Final Thoughts

Today is the last day campus is technically open before the break.  The whole university is on holiday from Monday 12/23 through Friday 12/27.  And I have to say, campus is Q-U-I-E-T today – unless you are in the Z Smith Reynolds Library, where they are putting in a new floor in the lobby, as well as digging a trench for more power outlets.  It was strange to see the ZSR Starbucks so empty when normally it is one of the most bustling places on campus.

I have a few final thoughts to share before break , and they are on the subject of Finals.  Final grades appear to have been posted in WIN, our online records system for students; at least I could see all of my individual advisees’ grades.  For students who have signed a FERPA (Family Educational Right to Privacy Act) form, grades should also be coming home via US Mail.  For information about FERPA and grade reporting, please see the Parents’ Page FAQ and look under the Academics section.

To add a bit of perspective to grades for families of freshmen, my personal experience and the trend I have seen with all my years of advising students is that typically the first semester is the worst semester gradewise.  This is the first time your Deacs have been through a set of midterms and finals and the first time they have been tasked with college level work.  It is a big adjustment.  And if you were used to seeing all As or As and the occasional B in high school, you might well be seeing more Bs and Cs and fewer As.

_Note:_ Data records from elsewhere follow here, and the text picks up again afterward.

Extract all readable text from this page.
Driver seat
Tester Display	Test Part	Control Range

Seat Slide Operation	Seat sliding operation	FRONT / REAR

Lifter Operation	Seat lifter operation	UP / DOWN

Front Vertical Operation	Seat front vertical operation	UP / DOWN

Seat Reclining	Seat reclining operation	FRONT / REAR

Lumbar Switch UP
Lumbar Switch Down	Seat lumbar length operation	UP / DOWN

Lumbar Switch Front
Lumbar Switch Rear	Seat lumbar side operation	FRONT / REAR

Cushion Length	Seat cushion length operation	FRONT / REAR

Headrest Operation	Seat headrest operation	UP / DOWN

Don’t panic.  And please don’t stress your students out about the grades – they are often *highly* stressed about discussing grades with you.  My anecdotal conversations with a lot of students over the years suggests to me that they are keenly aware of thinking they might be disappointing you (even if they are imagining that).

When you talk to your students about grades, I would urge you to think about asking some reflection questions – things like “what did you do well in your classes?  what might you have done differently?  if you knew then what you know now, how would you change how you studied or prepared for classwork and exams?”  Sometimes by focusing on process (not outcomes) you can help them think about improving their study or work habits, which ought to lead to better outcomes.

Just to keep you apprised of the schedule for the Daily Deac, since the University is closed all of next week and our crack staff has some PTO as well, we’re going to feature some Pictures of the Day between now and New Years.  But we’ll be back in January and will bring you all the news that’s fit to print, as the saying goes.

Until then, we wish you a wonderful holiday with your students.  And thanks as always for reading the Daily Deac!